Saturday, September 29, 2007

What Kind of Influence?

I’m wondering if it is ever a good thing for a Christian organization to have high visibility or to gain credibility in the eyes of the world - especially just because it is big and powerful? In our post-Christendom, tolerant-of-everything culture, is a good reputation worth anything anymore? I mean what if everybody thought nice thoughts about Christians or mega churches or faith based social work? Would it make any difference at all? I’m wondering if it would have any other impact than just: “Oh, that’s nice!” before they move on to the next thing that happens to capture their attention.

A couple of things got me thinking about this. The first was a brief email newsletter from Fred Peatross (a guy who has made a commitment to hanging out with the people Jesus misses the most – i.e. “unreachable” non-Christians). He suggests that we can become so easily distracted by the world and the stuff it offers that we lose sight of the simplicity of faith. He says it this way:

"In many ways the evolution of the church is mirrored in the evolution of the waltz which made its way into the ballrooms in the late 1700s where it became a respectable business. Professional dance troupes replaced the peasants. Simple rural clothes gave way to flowing gowns and tailored suits. Beer and bratwurst gave way to champagne and caviar. And open meadows gave way to polished ballroom floors.

In a simple way, the church evolved from a simple folk dance into a staged performance where professionals took the stage. Formality replaced spontaneity, precision replaced passion. Relegated to the audience, the peasant sat and watched. And the more they watched the more they expected the professional to entertain them.

The second nudge was from a blog post by David Fitch. Although he questions that mega churches are the best thing Christianity has produced, he suggests that nobody denies good things are happening in mega-churches - but with two caveats.

First, although some good things are happening in a few lives, are they happening in the other thousands that attend that church?
Second, are the good things just getting more press in a big churches that have the resources to tell the story well (e.g. highlight videos)? And he actually adds a third by saying that if the thousands of Christians of a mega church would meet together in smaller missional groups would there not be many more stories and conversions and much more impact on their community? Would it also have been done with much fewer resources and long term investment in buildings and staff? Statistics say yes.

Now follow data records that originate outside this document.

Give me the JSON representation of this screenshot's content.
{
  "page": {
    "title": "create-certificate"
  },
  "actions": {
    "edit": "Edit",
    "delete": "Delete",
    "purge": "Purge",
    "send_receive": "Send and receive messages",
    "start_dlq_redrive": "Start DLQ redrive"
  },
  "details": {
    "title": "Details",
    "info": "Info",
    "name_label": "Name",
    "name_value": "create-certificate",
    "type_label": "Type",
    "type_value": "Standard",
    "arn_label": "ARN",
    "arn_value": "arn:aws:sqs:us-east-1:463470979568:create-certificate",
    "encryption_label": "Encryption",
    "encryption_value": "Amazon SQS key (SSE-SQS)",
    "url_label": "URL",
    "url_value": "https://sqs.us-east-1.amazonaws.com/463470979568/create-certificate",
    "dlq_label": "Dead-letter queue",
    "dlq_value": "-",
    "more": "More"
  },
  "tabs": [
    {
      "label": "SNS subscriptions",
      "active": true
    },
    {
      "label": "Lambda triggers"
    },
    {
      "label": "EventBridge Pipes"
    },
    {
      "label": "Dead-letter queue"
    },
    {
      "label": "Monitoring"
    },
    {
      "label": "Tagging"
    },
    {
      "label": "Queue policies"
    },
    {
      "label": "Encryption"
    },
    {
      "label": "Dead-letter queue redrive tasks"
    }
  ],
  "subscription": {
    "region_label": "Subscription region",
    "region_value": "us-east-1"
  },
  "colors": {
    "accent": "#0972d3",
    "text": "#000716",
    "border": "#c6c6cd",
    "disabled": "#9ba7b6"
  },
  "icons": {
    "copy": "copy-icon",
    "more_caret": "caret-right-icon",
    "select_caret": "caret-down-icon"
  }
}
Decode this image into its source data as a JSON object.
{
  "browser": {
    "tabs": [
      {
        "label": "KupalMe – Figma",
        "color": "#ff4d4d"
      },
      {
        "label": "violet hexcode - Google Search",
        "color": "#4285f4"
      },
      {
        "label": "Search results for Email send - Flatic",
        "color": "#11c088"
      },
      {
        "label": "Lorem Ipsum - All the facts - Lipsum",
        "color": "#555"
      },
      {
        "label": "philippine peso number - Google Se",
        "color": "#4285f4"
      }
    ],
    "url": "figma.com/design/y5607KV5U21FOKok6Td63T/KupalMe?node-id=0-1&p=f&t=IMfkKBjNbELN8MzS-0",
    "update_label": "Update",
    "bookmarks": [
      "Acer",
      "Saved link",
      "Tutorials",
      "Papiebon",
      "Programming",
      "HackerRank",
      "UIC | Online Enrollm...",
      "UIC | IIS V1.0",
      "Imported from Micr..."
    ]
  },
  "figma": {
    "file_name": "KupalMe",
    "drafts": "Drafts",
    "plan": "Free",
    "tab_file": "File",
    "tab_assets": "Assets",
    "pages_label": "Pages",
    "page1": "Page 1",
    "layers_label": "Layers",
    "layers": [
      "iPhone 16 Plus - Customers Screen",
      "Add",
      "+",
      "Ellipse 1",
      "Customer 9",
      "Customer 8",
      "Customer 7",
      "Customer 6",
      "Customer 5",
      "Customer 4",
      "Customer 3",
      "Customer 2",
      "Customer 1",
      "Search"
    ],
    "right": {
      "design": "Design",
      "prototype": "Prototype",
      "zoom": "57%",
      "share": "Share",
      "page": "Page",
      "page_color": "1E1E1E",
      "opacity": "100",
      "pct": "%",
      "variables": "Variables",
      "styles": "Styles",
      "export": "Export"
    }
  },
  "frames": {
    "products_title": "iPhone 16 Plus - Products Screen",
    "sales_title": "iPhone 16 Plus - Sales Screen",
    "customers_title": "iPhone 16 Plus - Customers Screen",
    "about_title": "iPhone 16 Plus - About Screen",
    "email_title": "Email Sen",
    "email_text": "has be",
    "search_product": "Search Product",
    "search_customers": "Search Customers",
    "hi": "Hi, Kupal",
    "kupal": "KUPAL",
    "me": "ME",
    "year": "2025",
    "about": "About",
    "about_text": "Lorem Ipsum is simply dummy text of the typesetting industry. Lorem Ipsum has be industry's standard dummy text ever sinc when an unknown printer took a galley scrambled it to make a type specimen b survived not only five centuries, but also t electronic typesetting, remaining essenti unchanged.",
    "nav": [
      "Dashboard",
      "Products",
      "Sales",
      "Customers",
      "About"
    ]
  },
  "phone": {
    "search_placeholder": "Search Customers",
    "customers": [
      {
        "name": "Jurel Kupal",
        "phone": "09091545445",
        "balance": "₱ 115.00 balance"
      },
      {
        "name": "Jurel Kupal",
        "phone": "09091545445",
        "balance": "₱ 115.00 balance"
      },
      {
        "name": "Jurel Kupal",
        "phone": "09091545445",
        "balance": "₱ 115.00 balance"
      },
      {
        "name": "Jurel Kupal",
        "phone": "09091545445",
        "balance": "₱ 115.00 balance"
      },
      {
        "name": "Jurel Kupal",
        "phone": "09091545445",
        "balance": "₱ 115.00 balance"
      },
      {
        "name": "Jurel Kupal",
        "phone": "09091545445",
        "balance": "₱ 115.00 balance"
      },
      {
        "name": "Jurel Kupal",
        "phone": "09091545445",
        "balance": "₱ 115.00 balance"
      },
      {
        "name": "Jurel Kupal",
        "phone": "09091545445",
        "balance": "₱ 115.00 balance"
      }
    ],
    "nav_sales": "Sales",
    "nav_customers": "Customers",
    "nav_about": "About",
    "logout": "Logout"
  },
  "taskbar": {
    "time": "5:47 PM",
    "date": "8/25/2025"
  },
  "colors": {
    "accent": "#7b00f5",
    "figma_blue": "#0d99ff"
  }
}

Upon reading Fitch’s blog, one commenter said: “What is Biblically wrong or anti-Kingdom about some forms of decadence (large buildings that cost too much and/or expensive programs) for the influence that the Kingdom can have as a result. Is it wrong to obtain influence for the Kingdom. A large amount of influence allows for an organization to gain credibility, especially on a global scale that gives some the ability to be and do that which most of us will never have access to.

I think he answers his own question but in case he didn’t get it Zechariah gives him an answer. “So he said to me, "This is the word of the LORD to Zerubbabel: 'Not by might nor by power, but by my Spirit,' says the LORD Almighty.” (Zech 4:6)

I don’t think the goal of a Christian organization is to gain influence “on a global scale.” That smacks of control. To me it sounds like what Constantine tried to do in 313 in the Edict of Milan – influence and control those who were non-Christians by making Christianity a state religion. Christianity works because the Holy Spirit is at work. Christianity spreads when individuals gain influence in their neighbours and coworkers lives. People respond to Jesus when they are loved not when they discover what a great or powerful or influential organization the church has become.